Over half of data scientists are reportedly suffering from some level of work-related stress, with one in four men and almost a third of women identified as being heavily stressed, according to new research into ‘What Makes a Great Data Scientist?’ by SAS, the leader in business analytics software and services. This evolving profession is undergoing rapid change from increased industry demand and a shortage of data scientists with relevant skills.
Research shows that the economy has driven a need for 69,000 additional big data specialists over the period 2012-2017, with 60 per cent of businesses already struggling to hire people with data science skills[i]. Such pressures mean some data scientists are taking on responsibilities unsuited to their personality types and skills, as the importance of big data analytics to organisations grows.
Data scientists work to uncover insights from big data to help organisations in every industry whether it be predicting fraudulent transactions in financial services, identifying and retaining loyal customers, or accelerating research into treatments for diseases such as cancer. SAS’ psychometric analysis of almost 600 data scientists indicates that one in four are changing their natural behaviour to align themselves more closely to the changing needs of their role.
This kind of adaptation is common in a fast-growing specialist discipline. However, substantial behavioural adjustment is not sustainable in the long term, as intense work-related stress leads to burn out.

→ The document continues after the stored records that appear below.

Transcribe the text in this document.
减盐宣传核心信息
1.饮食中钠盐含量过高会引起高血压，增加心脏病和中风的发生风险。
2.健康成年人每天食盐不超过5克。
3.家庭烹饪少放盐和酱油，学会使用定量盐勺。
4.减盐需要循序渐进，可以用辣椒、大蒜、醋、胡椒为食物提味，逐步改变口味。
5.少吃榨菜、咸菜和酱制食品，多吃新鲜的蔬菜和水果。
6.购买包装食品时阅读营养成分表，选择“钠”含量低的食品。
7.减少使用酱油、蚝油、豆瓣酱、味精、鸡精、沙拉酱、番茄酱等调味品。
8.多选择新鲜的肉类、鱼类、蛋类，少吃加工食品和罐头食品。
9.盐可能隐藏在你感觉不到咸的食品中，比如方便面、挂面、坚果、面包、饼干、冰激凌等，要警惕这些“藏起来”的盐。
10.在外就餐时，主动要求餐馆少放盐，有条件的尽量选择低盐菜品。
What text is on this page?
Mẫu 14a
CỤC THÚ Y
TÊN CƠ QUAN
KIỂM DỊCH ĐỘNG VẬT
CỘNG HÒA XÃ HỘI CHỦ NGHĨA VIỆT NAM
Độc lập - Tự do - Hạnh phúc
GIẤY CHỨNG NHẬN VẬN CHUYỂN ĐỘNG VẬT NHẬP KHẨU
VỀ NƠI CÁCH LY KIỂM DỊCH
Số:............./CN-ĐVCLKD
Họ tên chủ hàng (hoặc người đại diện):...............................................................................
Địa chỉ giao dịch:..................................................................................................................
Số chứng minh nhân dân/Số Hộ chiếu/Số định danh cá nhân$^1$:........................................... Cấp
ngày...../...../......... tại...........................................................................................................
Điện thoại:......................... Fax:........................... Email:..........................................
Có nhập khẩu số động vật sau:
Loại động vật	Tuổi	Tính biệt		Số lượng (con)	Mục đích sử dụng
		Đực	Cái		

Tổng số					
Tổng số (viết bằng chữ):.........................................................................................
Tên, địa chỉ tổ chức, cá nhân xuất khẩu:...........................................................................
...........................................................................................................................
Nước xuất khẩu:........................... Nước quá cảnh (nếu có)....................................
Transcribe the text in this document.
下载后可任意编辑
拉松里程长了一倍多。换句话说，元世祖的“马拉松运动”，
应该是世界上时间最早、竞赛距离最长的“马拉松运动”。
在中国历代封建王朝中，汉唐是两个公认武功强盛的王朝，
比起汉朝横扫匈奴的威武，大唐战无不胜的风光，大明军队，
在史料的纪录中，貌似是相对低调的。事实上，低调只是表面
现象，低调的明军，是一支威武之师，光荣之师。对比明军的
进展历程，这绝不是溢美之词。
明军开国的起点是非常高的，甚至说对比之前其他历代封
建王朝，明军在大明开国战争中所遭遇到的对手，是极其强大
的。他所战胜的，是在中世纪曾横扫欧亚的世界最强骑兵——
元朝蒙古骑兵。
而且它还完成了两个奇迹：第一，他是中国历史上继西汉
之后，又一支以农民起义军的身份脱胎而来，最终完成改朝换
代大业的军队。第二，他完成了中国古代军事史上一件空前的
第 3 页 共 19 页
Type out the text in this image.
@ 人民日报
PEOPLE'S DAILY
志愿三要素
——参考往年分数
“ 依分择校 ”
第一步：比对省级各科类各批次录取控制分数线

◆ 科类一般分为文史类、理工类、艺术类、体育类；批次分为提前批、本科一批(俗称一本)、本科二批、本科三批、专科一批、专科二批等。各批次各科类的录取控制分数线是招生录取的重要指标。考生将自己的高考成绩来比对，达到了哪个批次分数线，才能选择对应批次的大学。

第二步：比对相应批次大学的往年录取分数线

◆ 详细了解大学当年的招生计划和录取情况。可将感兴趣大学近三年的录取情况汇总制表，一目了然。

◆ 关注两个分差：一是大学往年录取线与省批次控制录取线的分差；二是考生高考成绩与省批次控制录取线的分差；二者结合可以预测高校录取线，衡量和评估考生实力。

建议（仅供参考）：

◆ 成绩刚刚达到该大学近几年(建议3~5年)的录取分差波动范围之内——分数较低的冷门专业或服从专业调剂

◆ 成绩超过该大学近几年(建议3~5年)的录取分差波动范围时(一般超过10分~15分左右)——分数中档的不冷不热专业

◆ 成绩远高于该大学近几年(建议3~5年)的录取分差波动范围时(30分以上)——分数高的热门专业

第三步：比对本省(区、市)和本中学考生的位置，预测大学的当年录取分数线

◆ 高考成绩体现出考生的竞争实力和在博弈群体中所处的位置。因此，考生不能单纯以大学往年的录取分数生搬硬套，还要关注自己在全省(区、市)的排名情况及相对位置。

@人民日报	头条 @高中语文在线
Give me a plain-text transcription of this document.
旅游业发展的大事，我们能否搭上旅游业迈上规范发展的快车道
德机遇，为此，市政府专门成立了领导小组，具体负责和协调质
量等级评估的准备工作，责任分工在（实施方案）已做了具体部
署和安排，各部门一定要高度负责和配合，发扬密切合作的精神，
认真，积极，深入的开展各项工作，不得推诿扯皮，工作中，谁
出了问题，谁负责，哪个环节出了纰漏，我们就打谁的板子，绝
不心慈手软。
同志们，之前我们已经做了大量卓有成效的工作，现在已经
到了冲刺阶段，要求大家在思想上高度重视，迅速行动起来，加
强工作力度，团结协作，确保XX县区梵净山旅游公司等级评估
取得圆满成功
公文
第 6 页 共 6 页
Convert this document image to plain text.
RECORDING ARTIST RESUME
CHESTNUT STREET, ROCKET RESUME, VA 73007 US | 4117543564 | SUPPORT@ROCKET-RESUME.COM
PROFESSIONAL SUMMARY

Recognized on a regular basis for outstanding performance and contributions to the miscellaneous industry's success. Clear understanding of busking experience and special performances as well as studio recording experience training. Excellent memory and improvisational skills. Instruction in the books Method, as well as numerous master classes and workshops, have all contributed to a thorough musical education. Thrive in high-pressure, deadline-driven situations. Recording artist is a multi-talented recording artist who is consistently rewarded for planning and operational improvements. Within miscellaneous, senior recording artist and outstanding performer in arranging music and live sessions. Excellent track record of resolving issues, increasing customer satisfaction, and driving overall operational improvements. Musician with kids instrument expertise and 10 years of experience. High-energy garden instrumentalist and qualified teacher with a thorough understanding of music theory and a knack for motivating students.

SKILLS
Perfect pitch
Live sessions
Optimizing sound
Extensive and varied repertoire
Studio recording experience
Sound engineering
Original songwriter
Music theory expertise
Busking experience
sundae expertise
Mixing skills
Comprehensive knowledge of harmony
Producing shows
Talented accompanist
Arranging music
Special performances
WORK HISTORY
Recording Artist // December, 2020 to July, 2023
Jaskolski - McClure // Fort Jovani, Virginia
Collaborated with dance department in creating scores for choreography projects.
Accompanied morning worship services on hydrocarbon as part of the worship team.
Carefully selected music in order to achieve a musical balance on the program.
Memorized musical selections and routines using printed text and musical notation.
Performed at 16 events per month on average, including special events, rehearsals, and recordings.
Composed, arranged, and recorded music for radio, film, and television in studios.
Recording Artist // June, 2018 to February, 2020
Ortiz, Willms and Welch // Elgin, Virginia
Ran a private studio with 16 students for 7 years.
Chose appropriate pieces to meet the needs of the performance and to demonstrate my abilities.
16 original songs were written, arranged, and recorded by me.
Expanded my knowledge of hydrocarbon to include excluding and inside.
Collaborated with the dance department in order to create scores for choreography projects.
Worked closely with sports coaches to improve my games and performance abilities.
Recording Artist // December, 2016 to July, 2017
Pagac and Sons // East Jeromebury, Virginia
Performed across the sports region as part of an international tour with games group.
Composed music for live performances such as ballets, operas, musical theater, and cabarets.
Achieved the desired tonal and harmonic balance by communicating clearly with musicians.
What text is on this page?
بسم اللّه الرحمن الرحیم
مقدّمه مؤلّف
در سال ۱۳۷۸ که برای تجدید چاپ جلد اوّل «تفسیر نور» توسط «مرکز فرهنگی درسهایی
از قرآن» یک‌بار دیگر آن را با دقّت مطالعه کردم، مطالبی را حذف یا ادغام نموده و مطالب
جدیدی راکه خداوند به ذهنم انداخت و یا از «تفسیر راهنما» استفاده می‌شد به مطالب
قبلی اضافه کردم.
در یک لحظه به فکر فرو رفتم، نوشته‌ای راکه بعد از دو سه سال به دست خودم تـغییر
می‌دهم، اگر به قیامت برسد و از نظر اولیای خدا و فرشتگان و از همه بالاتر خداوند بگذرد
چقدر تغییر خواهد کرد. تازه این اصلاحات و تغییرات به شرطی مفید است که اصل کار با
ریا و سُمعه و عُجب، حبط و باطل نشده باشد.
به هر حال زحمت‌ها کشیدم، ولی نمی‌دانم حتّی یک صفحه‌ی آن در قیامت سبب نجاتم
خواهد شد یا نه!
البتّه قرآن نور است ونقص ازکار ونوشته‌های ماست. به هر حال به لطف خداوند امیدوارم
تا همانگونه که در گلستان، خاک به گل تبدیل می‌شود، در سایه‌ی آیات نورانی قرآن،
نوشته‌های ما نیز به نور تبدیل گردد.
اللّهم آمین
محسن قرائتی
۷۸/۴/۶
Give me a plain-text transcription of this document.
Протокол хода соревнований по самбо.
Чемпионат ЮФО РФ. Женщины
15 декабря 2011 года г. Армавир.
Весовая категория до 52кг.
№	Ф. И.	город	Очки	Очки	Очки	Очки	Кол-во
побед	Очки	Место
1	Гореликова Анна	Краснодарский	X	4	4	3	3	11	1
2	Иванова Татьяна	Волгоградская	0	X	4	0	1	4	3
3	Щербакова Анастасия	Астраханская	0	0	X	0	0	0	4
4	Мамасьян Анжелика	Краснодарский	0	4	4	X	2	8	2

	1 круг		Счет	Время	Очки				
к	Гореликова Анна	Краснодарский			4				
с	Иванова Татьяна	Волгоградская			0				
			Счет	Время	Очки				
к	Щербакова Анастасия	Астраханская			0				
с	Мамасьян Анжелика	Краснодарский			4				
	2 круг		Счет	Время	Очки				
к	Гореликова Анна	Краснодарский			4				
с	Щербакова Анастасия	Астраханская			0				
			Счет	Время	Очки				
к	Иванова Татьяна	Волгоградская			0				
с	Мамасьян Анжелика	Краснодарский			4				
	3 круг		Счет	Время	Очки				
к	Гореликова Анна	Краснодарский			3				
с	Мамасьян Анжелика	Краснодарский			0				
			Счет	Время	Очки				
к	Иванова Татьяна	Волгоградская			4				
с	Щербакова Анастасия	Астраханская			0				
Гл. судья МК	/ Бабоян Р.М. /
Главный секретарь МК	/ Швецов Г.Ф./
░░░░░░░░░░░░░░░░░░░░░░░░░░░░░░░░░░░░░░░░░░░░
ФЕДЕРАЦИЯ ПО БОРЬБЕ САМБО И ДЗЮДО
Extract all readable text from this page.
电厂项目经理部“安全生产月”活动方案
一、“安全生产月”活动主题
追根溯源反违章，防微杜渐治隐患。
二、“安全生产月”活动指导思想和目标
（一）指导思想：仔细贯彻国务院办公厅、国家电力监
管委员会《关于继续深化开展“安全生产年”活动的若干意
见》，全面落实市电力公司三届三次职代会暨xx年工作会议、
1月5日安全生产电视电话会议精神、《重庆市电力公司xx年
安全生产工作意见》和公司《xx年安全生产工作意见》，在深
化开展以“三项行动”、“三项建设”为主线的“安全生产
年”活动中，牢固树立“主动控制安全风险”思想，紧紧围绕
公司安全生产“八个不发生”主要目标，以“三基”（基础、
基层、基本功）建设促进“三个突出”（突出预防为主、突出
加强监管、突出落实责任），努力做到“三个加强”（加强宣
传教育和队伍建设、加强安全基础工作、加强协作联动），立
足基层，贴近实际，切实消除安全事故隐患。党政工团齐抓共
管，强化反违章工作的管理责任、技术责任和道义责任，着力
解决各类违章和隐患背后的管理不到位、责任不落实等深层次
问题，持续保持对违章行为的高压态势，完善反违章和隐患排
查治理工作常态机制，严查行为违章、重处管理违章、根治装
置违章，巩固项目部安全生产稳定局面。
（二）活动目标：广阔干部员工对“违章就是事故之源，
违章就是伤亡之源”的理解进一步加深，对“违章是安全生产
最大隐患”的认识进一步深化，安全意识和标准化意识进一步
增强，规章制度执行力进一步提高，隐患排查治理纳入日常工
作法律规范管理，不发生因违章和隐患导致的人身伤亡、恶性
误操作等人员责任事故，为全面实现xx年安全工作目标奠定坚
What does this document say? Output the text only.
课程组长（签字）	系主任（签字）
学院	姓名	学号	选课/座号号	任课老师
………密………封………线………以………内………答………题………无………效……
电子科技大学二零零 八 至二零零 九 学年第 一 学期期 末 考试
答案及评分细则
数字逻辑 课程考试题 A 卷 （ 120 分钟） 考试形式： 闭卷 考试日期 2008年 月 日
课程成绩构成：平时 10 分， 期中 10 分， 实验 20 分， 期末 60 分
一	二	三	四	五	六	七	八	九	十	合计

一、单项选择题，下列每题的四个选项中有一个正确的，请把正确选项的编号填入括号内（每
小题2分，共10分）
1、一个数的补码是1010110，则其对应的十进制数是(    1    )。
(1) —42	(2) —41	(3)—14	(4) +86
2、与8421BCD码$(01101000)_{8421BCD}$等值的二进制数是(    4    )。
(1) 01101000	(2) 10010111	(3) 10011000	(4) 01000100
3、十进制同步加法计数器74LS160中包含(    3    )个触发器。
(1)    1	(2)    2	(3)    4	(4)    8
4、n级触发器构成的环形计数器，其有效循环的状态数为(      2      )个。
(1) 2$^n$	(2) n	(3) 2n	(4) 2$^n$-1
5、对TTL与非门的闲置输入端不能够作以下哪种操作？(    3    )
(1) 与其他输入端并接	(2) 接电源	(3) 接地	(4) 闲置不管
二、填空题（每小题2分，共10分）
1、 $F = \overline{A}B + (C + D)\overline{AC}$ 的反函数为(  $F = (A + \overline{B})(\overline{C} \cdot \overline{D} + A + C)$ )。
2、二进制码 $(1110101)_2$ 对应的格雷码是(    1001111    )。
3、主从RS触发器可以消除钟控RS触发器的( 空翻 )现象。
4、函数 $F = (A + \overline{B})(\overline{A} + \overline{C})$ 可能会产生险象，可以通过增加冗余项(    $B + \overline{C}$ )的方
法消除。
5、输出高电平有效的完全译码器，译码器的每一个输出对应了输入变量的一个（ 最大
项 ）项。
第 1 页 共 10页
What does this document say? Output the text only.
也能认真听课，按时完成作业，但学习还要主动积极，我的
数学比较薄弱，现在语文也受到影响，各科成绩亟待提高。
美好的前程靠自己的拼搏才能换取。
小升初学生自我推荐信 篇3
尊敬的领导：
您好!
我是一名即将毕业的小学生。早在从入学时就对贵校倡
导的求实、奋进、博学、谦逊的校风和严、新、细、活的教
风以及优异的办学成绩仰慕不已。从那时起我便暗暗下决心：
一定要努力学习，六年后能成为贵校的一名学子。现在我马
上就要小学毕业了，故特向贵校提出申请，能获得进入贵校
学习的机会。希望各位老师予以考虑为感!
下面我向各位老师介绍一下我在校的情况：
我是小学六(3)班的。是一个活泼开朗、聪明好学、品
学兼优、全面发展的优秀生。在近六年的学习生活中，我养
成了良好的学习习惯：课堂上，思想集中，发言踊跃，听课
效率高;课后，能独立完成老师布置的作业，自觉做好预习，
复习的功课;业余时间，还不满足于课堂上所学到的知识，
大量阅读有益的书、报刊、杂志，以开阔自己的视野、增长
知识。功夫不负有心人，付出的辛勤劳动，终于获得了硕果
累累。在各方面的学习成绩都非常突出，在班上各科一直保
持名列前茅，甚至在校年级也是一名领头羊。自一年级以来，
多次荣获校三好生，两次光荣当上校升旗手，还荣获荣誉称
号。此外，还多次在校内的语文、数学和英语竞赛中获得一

To reduce stress in what the Harvard Business Review has dubbed the Sexiest Job of the 21st Century, organisations must address the skills gap and also clarify the multiple job roles and responsibilities within the data science profession. The requirements of data science are becoming much more varied, so will tend to require a blended team approach rather than individuals with similar skills and personality traits. The SAS research, which explored the attributes that make a great data scientist, identified ten personality groups within the profession, of which six accounted for almost 90 per cent of respondents. While traditional technical skills dominated, a significant proportion displayed strong creative and communication skills.
The surveyidentified the following top six personality profiles:
The Geeks made up the largest group of respondents (41%). They have a technical bias, strong logic and analytical skills. They focus on detail. Roles include: defining system requirements, designing processes, and programming.
The Gurus (11%) are pre-disposed to scientific and technical subjects but are persuasive communicators with strong social skills. Roles include: promoting data science benefits to management.
The Drivers (11%) are highly pragmatic and determined to realise their goals. They are self-confident and results-oriented. Roles include: project management and team leadership.
The Crunchers (11%) like routine and display high technical competence. Roles include: technically oriented support roles such as data preparation and entry, statistical analysis and data quality control.
· The Deliverers (7%) have technical skills but also bring focus and momentum to ensure project success. Roles include: project and man management with a high level of technical knowledge.
· The Voices (6%) generate enthusiasm for data science at a conceptual level with their strong, inspiring communication skills. Roles include : presentation of results to senior business audiences.
The fast evolution and demanding nature of the data science discipline, and the importance for businesses, highlights the need to build diverse, complementary and highly-skilled teams.
'Better definition of roles within data science must be a priority to avoid an analytics talent burn out,' said Peter Robertshaw, Marketing Director at SAS UK & Ireland.
'Unlocking insights from big data is the challenge of the 21st century and data scientists are a precious resource. Organisations must recognise the need to create teams that are technically proficient, mathematically gifted, business savvy as well as being great communicators. If we are to reduce stress for data scientists, organisations need to address the underlying causes. This should be combined with an industry effort to develop the range of skills needed and a push to attract more people into this vital, evolving discipline.'
The SAS ‘What Makes a Great Data Scientist?’ survey was launched in summer 2014. It invites data scientists to complete a confidential, online psychometric survey comprising 24 questions. The survey is based on the well-established DISC profiling methodology, used to categorise respondents into a range of personality types with recognised characteristics.